Le premier chapitre présente les images canoniques traditionnellement utilisées dans la culture de guerre enfantine avant 1914. En effet, la littérature de guerre enfantine reflète l’héroïsme des guerres du XIXe°siècle qui fait partie de la culture de mémoire de l’Empire allemand. L’iconographie est »héroïque« (p. 64), les scènes illustrées représentent généralement un chef triomphant sur son cheval au premier plan d’un champ de bataille (p. 67–81). La flotte marine est également mise en avant, elle qui fait la fierté du régime de Guillaume II, mettant ainsi en avant la technique et la modernité de la guerre.

Enfin, le centenaire de la »bataille des Nations« en 1913 renforce d’autant plus l’image canonique de l’héroïsme guerrier et utilise la littérature pour enfant comme instrument politique agressif et nationaliste (p. 97). Si la littérature pour enfant se concentre à cette période sur les figures héroïques, les images d’ennemis sont évincées et laissent place à une légitimation de la nation allemande. En maintenant le prestige, cette culture de la mémoire a une fonction de stabilisation. Néanmoins, l’auteure rappelle que l’accès à cette littérature reste restreint car les livres ont un coût que seul 10% de la population peuvent s’offrir à cette époque (p. 59).

Après avoir contextualisé la période qui précède la Grande Guerre, Bérénice Zunino entre dans le vif du sujet en nous proposant une analyse de l’apparition progressive de la littérature pour enfants tout au long de la Première Guerre mondiale.

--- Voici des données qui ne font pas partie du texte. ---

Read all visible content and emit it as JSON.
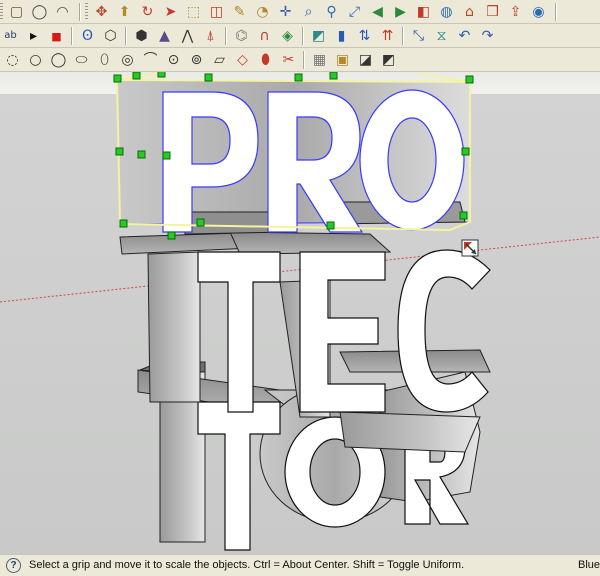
{
  "toolbars": {
    "row1": [
      {
        "name": "square-icon",
        "glyph": "▢",
        "color": "#6a5a2a"
      },
      {
        "name": "circle-icon",
        "glyph": "◯",
        "color": "#444"
      },
      {
        "name": "arc-icon",
        "glyph": "◠",
        "color": "#444"
      }
    ],
    "row1b": [
      {
        "name": "move-icon",
        "glyph": "✥",
        "color": "#b5452b"
      },
      {
        "name": "push-pull-icon",
        "glyph": "⬆",
        "color": "#b58a2b"
      },
      {
        "name": "rotate-icon",
        "glyph": "↻",
        "color": "#c23a2a"
      },
      {
        "name": "follow-me-icon",
        "glyph": "➤",
        "color": "#c23a2a"
      },
      {
        "name": "scale-icon",
        "glyph": "⬚",
        "color": "#b08a2a"
      },
      {
        "name": "offset-icon",
        "glyph": "◫",
        "color": "#c23a2a"
      },
      {
        "name": "tape-measure-icon",
        "glyph": "✎",
        "color": "#b08a2a"
      },
      {
        "name": "protractor-icon",
        "glyph": "◔",
        "color": "#b08a2a"
      },
      {
        "name": "axes-icon",
        "glyph": "✛",
        "color": "#3a5db5"
      },
      {
        "name": "search-icon",
        "glyph": "⌕",
        "color": "#2a6ab5"
      },
      {
        "name": "zoom-window-icon",
        "glyph": "⚲",
        "color": "#2a6ab5"
      },
      {
        "name": "zoom-extents-icon",
        "glyph": "⤢",
        "color": "#2a6ab5"
      },
      {
        "name": "previous-view-icon",
        "glyph": "◀",
        "color": "#2a8a3a"
      },
      {
        "name": "next-view-icon",
        "glyph": "▶",
        "color": "#2a8a3a"
      },
      {
        "name": "section-plane-icon",
        "glyph": "◧",
        "color": "#c23a2a"
      },
      {
        "name": "globe-icon",
        "glyph": "◍",
        "color": "#2a6ab5"
      },
      {
        "name": "house-icon",
        "glyph": "⌂",
        "color": "#b5452b"
      },
      {
        "name": "components-icon",
        "glyph": "❒",
        "color": "#b5452b"
      },
      {
        "name": "share-icon",
        "glyph": "⇪",
        "color": "#b5452b"
      },
      {
        "name": "camera-icon",
        "glyph": "◉",
        "color": "#2a6ab5"
      },
      {
        "name": "layers-icon",
        "glyph": "≣",
        "color": "#5a4a8a"
      },
      {
        "name": "styles-icon",
        "glyph": "◐",
        "color": "#2a8a3a"
      }
    ],
    "row2": [
      {
        "name": "text-tool-icon",
        "glyph": "ab",
        "color": "#1f3f6b"
      },
      {
        "name": "play-icon",
        "glyph": "▸",
        "color": "#111"
      },
      {
        "name": "stop-icon",
        "glyph": "■",
        "color": "#d51a1a"
      },
      {
        "name": "plugin-s-icon",
        "glyph": "Ꙩ",
        "color": "#2a5ab5"
      },
      {
        "name": "x-ray-icon",
        "glyph": "⬡",
        "color": "#333"
      },
      {
        "name": "wireframe-icon",
        "glyph": "⬢",
        "color": "#333"
      },
      {
        "name": "triangle-icon",
        "glyph": "▲",
        "color": "#5a4a8a"
      },
      {
        "name": "fold-icon",
        "glyph": "⋀",
        "color": "#333"
      },
      {
        "name": "extrude-icon",
        "glyph": "⍋",
        "color": "#c23a2a"
      },
      {
        "name": "curtain-icon",
        "glyph": "⌬",
        "color": "#777"
      },
      {
        "name": "magnet-icon",
        "glyph": "∩",
        "color": "#c23a2a"
      },
      {
        "name": "surface-icon",
        "glyph": "◈",
        "color": "#2a8a3a"
      },
      {
        "name": "align-icon",
        "glyph": "◩",
        "color": "#2a8a8a"
      },
      {
        "name": "flip-icon",
        "glyph": "▮",
        "color": "#2a5ab5"
      },
      {
        "name": "up-down-arrows-icon",
        "glyph": "⇅",
        "color": "#2a5ab5"
      },
      {
        "name": "red-arrows-icon",
        "glyph": "⇈",
        "color": "#c23a2a"
      },
      {
        "name": "scale-diagonal-icon",
        "glyph": "⤡",
        "color": "#2a5ab5"
      },
      {
        "name": "mirror-icon",
        "glyph": "⧖",
        "color": "#2a8a8a"
      },
      {
        "name": "curved-arrow-icon",
        "glyph": "↶",
        "color": "#2a5ab5"
      },
      {
        "name": "twist-icon",
        "glyph": "↷",
        "color": "#2a5ab5"
      }
    ],
    "row3": [
      {
        "name": "round-corner-icon",
        "glyph": "◌",
        "color": "#333"
      },
      {
        "name": "chamfer-icon",
        "glyph": "○",
        "color": "#333"
      },
      {
        "name": "fillet-icon",
        "glyph": "◯",
        "color": "#333"
      },
      {
        "name": "bevel-icon",
        "glyph": "⬭",
        "color": "#333"
      },
      {
        "name": "loft-icon",
        "glyph": "⬯",
        "color": "#333"
      },
      {
        "name": "sweep-icon",
        "glyph": "◎",
        "color": "#333"
      },
      {
        "name": "path-icon",
        "glyph": "⌒",
        "color": "#333"
      },
      {
        "name": "skin-icon",
        "glyph": "⊙",
        "color": "#333"
      },
      {
        "name": "shell-icon",
        "glyph": "⊚",
        "color": "#333"
      },
      {
        "name": "plane-icon",
        "glyph": "▱",
        "color": "#333"
      },
      {
        "name": "lasso-icon",
        "glyph": "◇",
        "color": "#c23a2a"
      },
      {
        "name": "paint-icon",
        "glyph": "⬮",
        "color": "#c23a2a"
      },
      {
        "name": "cut-icon",
        "glyph": "✂",
        "color": "#c23a2a"
      },
      {
        "name": "grid-icon",
        "glyph": "▦",
        "color": "#777"
      },
      {
        "name": "box-icon",
        "glyph": "▣",
        "color": "#b58a2b"
      },
      {
        "name": "cube-icon",
        "glyph": "◪",
        "color": "#333"
      },
      {
        "name": "cube-alt-icon",
        "glyph": "◩",
        "color": "#333"
      }
    ]
  },
  "scene": {
    "row1_text": "PRO",
    "row2_text": "TEC",
    "row3_text": "TOR",
    "background_sky": "#ecebe8",
    "background_ground": "#cfd0cf",
    "red_axis_color": "#d44545",
    "selection_color": "#3a3aff",
    "grip_color": "#22cc22",
    "bbox_color": "#f3f3a0"
  },
  "statusbar": {
    "help_glyph": "?",
    "message": "Select a grip and move it to scale the objects. Ctrl = About Center. Shift = Toggle Uniform.",
    "measurements_label": "Blue"
  }
}
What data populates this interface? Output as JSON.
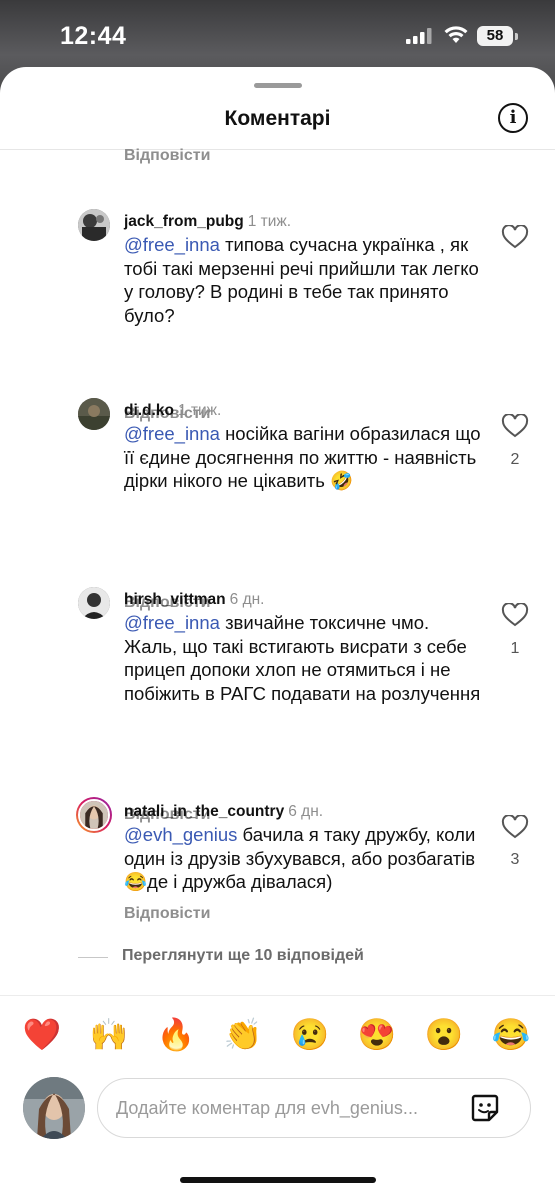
{
  "status": {
    "time": "12:44",
    "battery": "58"
  },
  "header": {
    "title": "Коментарі"
  },
  "reply_label": "Відповісти",
  "comments": [
    {
      "username": "jack_from_pubg",
      "ago": "1 тиж.",
      "mention": "@free_inna",
      "text": " типова сучасна українка , як тобі такі мерзенні речі прийшли так легко у голову? В родині в тебе так принято було?",
      "likes": ""
    },
    {
      "username": "di.d.ko",
      "ago": "1 тиж.",
      "mention": "@free_inna",
      "text": " носійка вагіни образилася що її єдине досягнення по життю - наявність дірки нікого не цікавить 🤣",
      "likes": "2"
    },
    {
      "username": "hirsh_vittman",
      "ago": "6 дн.",
      "mention": "@free_inna",
      "text": " звичайне токсичне чмо. Жаль, що такі встигають висрати з себе прицеп допоки хлоп не отямиться і не побіжить в РАГС подавати на розлучення",
      "likes": "1"
    },
    {
      "username": "natali_in_the_country",
      "ago": "6 дн.",
      "mention": "@evh_genius",
      "text": " бачила я таку дружбу, коли один із друзів збухувався, або розбагатів 😂де і дружба дівалася)",
      "likes": "3"
    }
  ],
  "more_replies": "Переглянути ще 10 відповідей",
  "emojis": [
    "❤️",
    "🙌",
    "🔥",
    "👏",
    "😢",
    "😍",
    "😮",
    "😂"
  ],
  "compose": {
    "placeholder": "Додайте коментар для evh_genius..."
  },
  "icons": {
    "like": "heart-outline-icon",
    "info": "info-circle-icon",
    "sticker": "sticker-icon"
  }
}
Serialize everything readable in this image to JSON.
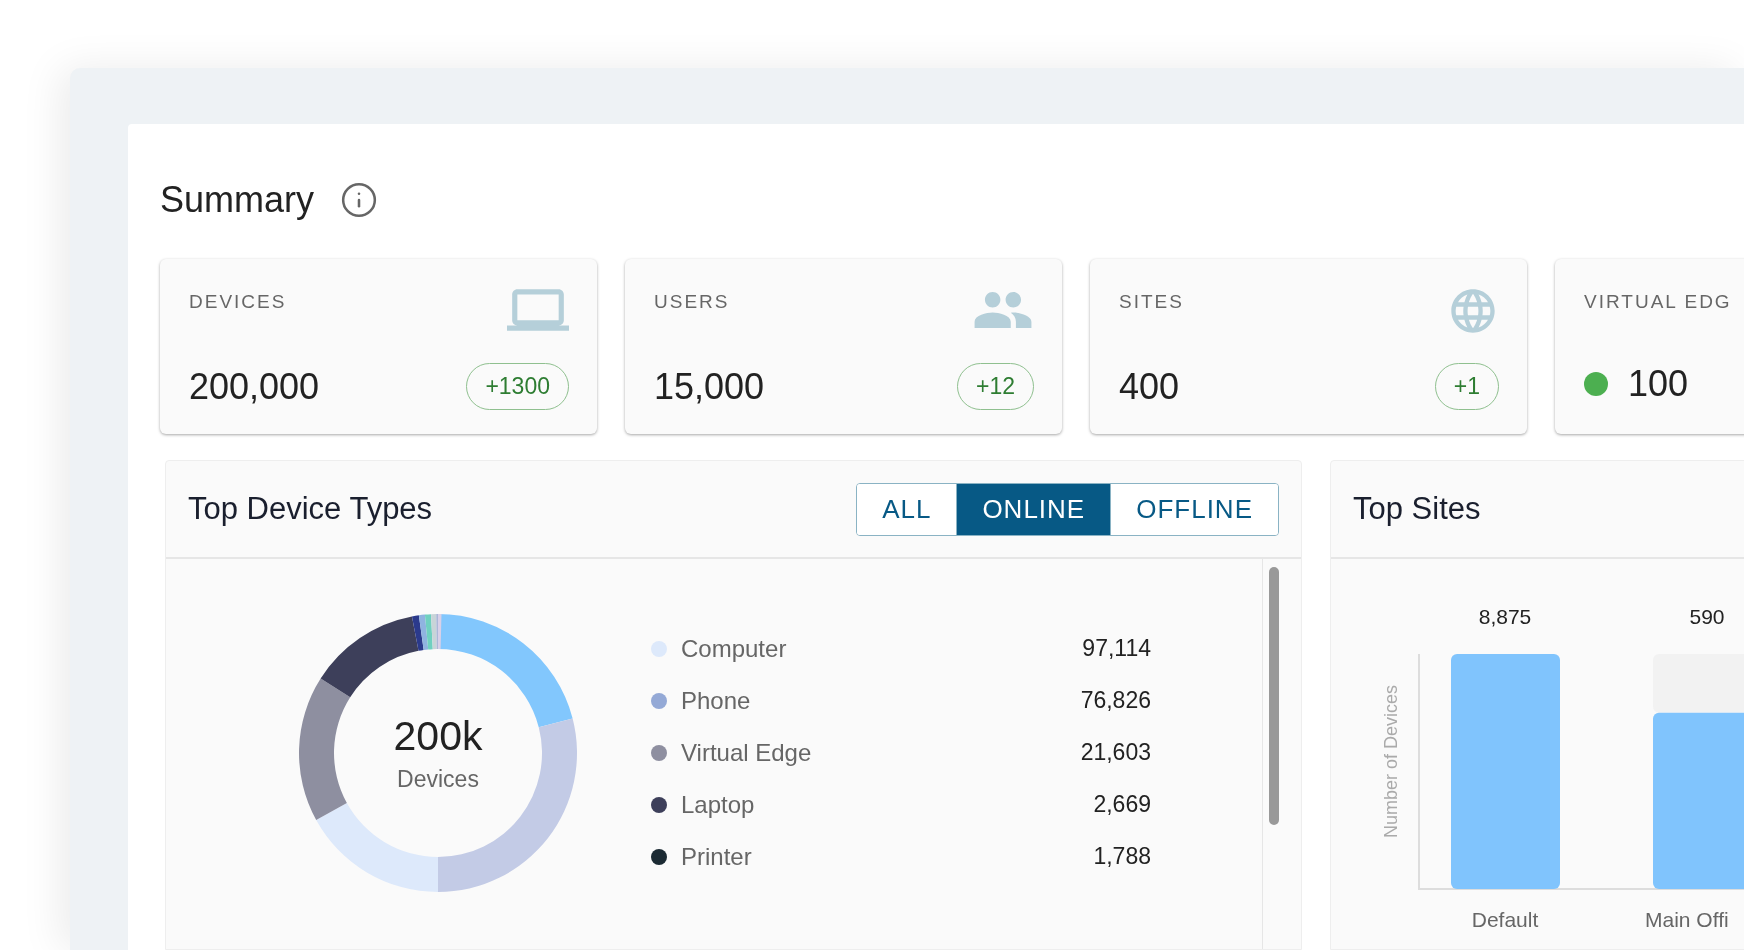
{
  "summary": {
    "title": "Summary"
  },
  "cards": [
    {
      "label": "DEVICES",
      "value": "200,000",
      "badge": "+1300"
    },
    {
      "label": "USERS",
      "value": "15,000",
      "badge": "+12"
    },
    {
      "label": "SITES",
      "value": "400",
      "badge": "+1"
    },
    {
      "label": "VIRTUAL EDG",
      "value": "100",
      "color": "#4caf50"
    }
  ],
  "device_types": {
    "title": "Top Device Types",
    "filters": [
      {
        "label": "ALL",
        "selected": false
      },
      {
        "label": "ONLINE",
        "selected": true
      },
      {
        "label": "OFFLINE",
        "selected": false
      }
    ],
    "center_value": "200k",
    "center_label": "Devices",
    "legend": [
      {
        "label": "Computer",
        "value": "97,114",
        "color": "#dde9fb"
      },
      {
        "label": "Phone",
        "value": "76,826",
        "color": "#94a9d6"
      },
      {
        "label": "Virtual Edge",
        "value": "21,603",
        "color": "#8e8fa0"
      },
      {
        "label": "Laptop",
        "value": "2,669",
        "color": "#3d3f5a"
      },
      {
        "label": "Printer",
        "value": "1,788",
        "color": "#1b2a33"
      }
    ]
  },
  "top_sites": {
    "title": "Top Sites",
    "axis_label": "Number of Devices",
    "bars": [
      {
        "label": "Default",
        "value": "8,875",
        "level": 1
      },
      {
        "label": "Main Offi",
        "value": "590",
        "level": 0.75
      }
    ]
  }
}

En effet le début de la guerre a des conséquences importantes à la fois sur les maisons d’éditions, mais aussi sur les stratégies de mobilisation des enfants au niveau visuel. Le marché du livre est bouleversé subitement par la guerre: tandis que certaines maisons d’éditions s’adaptent en produisant de la littérature de guerre, d’autres arrêtent complétement la production le temps de la guerre. Quant aux stratégies visuelles mises en place, elles sont, au début de la guerre du moins, en continuité avec la culture de mémoire d’avant-guerre, c’est-à-dire toujours centrées sur l’iconographie héroïque traditionnelle. En effet, le répertoire d’image n’a pas changé, on retrouve les mêmes stéréotypes avec des généraux triomphants sur leur cheval, maintenant l’illusion d’une guerre de mouvement bien que la Grande Guerre soit une guerre de tranchées. Cette idéalisation de la guerre de mouvement, et des images canoniques semble plus adaptée aux enfants, et permet d’ignorer les terribles conditions de vie dans les tranchées.

Le troisième chapitre s’attèle à la mobilisation psychologique des jeunes enfants. Dans ce but les albums illustrés diffusent une iconographie politique, au moyen de caricatures aux allures enfantines et de l’Hurrakitsch1. La guerre s’adapte aux enfants et les livres pour enfants représentent désormais la figure de l’ennemi. Le but est de mettre l’accent sur l’origine des ennemis et de les dépeindre comme les seuls déclencheurs de la guerre (p. 168–173).

Néanmoins Bérénice Zunino soutient que, les caricatures ont avant tout un but de distraction, plutôt que d’incitation à la haine, comme cela a pu être le cas en France à l’égard des Allemands. Pendant la guerre, la mobilisation des enfants s’étend même aux enfants en bas âge, qui ne vont pas encore à l’école. Les personnages dans les caricatures ont des allures enfantines, des visages ronds, certains ont même le sourire aux lèvres. S’il est difficile d’évaluer l’ampleur du phénomène de cette mobilisation psychologique, Bérénice Zunino affirme que celle-ci a été voulue par différents acteurs, que ce soient les éducateurs et pédagogues, mais aussi les parents et le personnel administratif des écoles (p. 190).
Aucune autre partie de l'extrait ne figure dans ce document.